8 As happens with all ABS seasonally adjusted series, the seasonal adjustment factors are reviewed and revised on a regular basis, taking into account the latest information in relation to features in the time series. For further information about seasonal adjustment, please refer to An Introductory Course in Time Series Analysis - Electronic Delivery (cat. no. 1346.0.55.001). Further advice on seasonal adjustment factor revisions will be made in future releases of this publication.
9 The seasonally adjusted estimates in this publication have been produced using a concurrent methodology whereby the seasonal factors are revised each month to take into account the seasonality exhibited by the latest observation. A more detailed review is conducted annually.
10 More recently, the ABS has implemented improved methods of producing seasonally adjusted estimates, focused on the application of Autoregressive Integrated Moving Average (ARIMA) modelling techniques. ARIMA modelling is a technique that can be used to extend original estimates beyond the end of a time series. The use of ARIMA modelling generally results in a reduction in revisions to the seasonally adjusted estimates when subsequent data becomes available. The New Motor Vehicle Sales collection uses ARIMA modelling where appropriate for individual time series. Factors such as length and volatility of a time series affect whether ARIMA modelling is appropriate. ARIMA models are assessed as part of the annual seasonal reanalysis and following a reanalysis of data up to January 2010, the vast majority of New Motor Vehicle Sales series use an ARIMA model.

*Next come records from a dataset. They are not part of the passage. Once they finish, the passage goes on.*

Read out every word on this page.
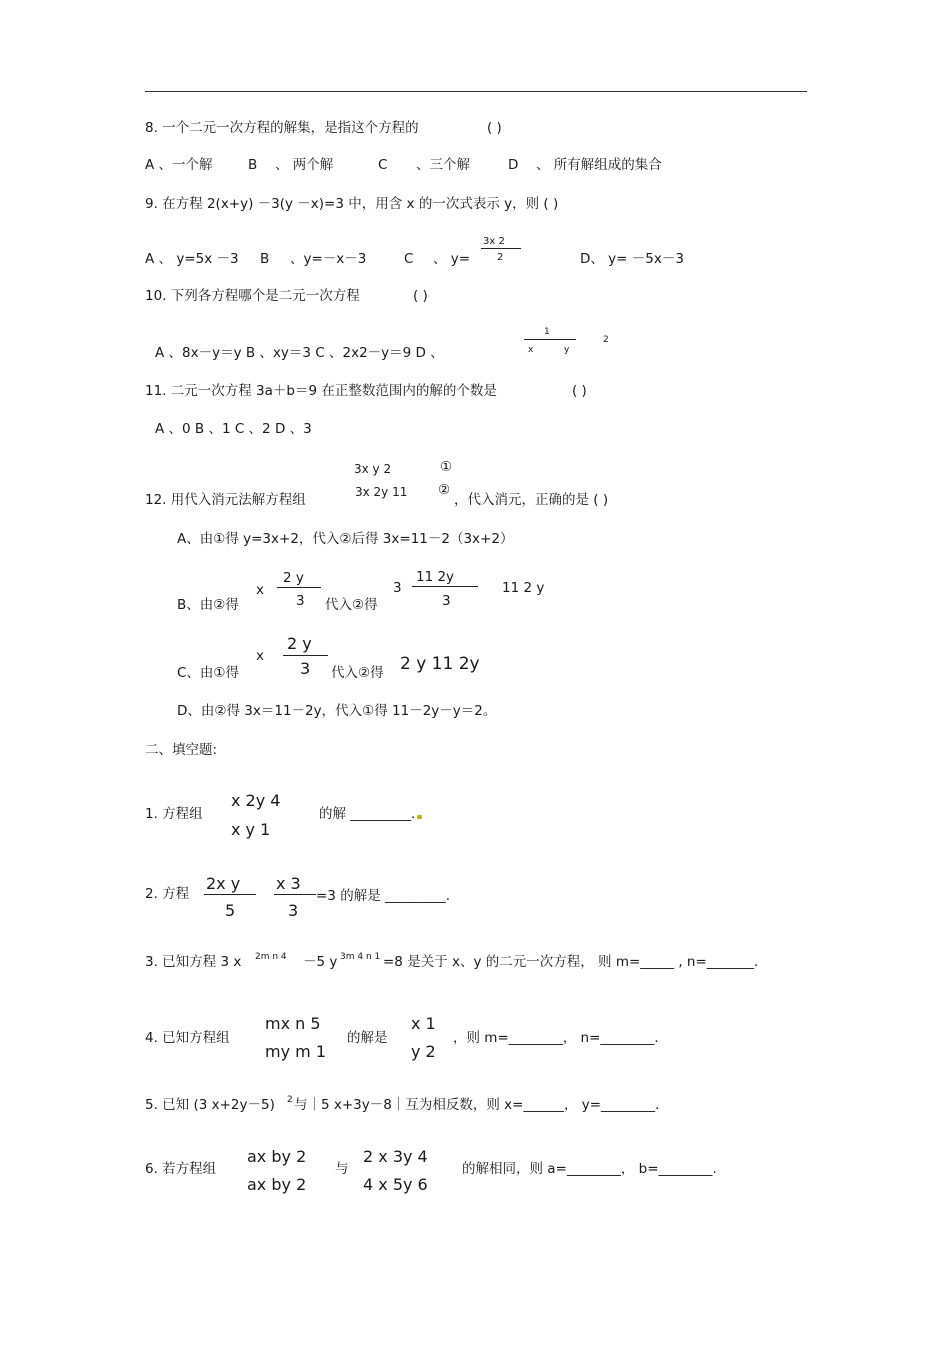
8. 一个二元一次方程的解集，是指这个方程的	( )
A 、一个解	B 、 两个解	C 、三个解	D 、 所有解组成的集合
9. 在方程 2(x+y) －3(y －x)=3 中，用含 x 的一次式表示 y，则 ( )
A 、 y=5x －3 B 、y=－x－3	C 、 y=
3x 2
2	D、 y= －5x－3
10. 下列各方程哪个是二元一次方程	( )
A 、8x－y＝y B 、xy＝3 C 、2x2－y＝9 D 、
1
x	y
2
11. 二元一次方程 3a＋b＝9 在正整数范围内的解的个数是	( )
A 、0 B 、1 C 、2 D 、3
3x y 2	①
3x 2y 11 ②
12. 用代入消元法解方程组	，代入消元，正确的是 ( )
A、由①得 y=3x+2，代入②后得 3x=11－2（3x+2）
B、由②得
x
2 y
3 代入②得
3
11 2y
3
11 2 y
C、由①得
x
2 y
3 代入②得 2 y 11 2y
D、由②得 3x＝11－2y，代入①得 11－2y－y＝2。
二、填空题:
1. 方程组
x 2y 4
x y 1
的解 _________.
2. 方程
2x y
5
x 3
3
=3 的解是 _________.
3. 已知方程 3 x 2m n 4 －5 y 3m 4 n 1 =8 是关于 x、y 的二元一次方程， 则 m=_____ , n=_______.
4. 已知方程组
mx n 5
my m 1
的解是
x 1
y 2
，则 m=________， n=________.
5. 已知 (3 x+2y－5) 2 与｜5 x+3y－8｜互为相反数，则 x=______， y=________.
6. 若方程组
ax by 2
ax by 2
与
2 x 3y 4
4 x 5y 6
的解相同，则 a=________， b=________.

For more information on the details of ARIMA modelling see the feature article 'Use of ARIMA modelling to reduce revisions' in the October 2004 issue of Australian Economic Indicators (cat. no. 1350.0).
11 In highly volatile time series, fluctuations that are neither systematic nor predictable, can make it difficult to interpret the underlying movement of the series even after adjustment for seasonal variation. The smoothing of seasonally adjusted estimates to produce trend estimates reduces the impact of the volatile component of the seasonally adjusted series. Trend estimates are derived by applying a 13-term Henderson-weighted moving average to the respective seasonally adjusted estimates. These trend estimates are used to analyse the underlying behaviour of the series over time.
12 This smoothing technique enables trend estimates to be produced for the latest month. However, as data for subsequent months become available, the trend estimates for the most recent months are revised. Generally, subsequent revisions become smaller and after three months, usually have a negligible impact on the series. Changes in the original data and revisions to seasonal factors may also lead to revisions to the trend. As a result of the introduction of The New Tax System, a break in the monthly trend series has been inserted between June 2000 and July 2000. Care should therefore be taken in comparing the series over time. For further information, refer to Information Paper: A Guide to Interpreting Time Series - Monitoring Trends, 2003 (cat. no. 1349.0).
EFFECTS OF ROUNDING
13 Figures have been rounded and discrepancies may occur between totals and the sums of the component items.
14 Estimates of movement shown in this publication are obtained by taking the difference of unrounded estimates. The movement is then rounded to one decimal place. Therefore where a discrepancy occurs between the reported movement and the difference of the rounded estimates, the reported movement will be more accurate.
15 For a more detailed breakdown of the original monthly figures presented here, inquiries should be made to the Manager, VFACTS, Federal Chamber of Automotive Industries on (03) 9829 1234. Annual data on total vehicle registrations are published in Motor Vehicle Census, Australia (cat. no. 9309.0).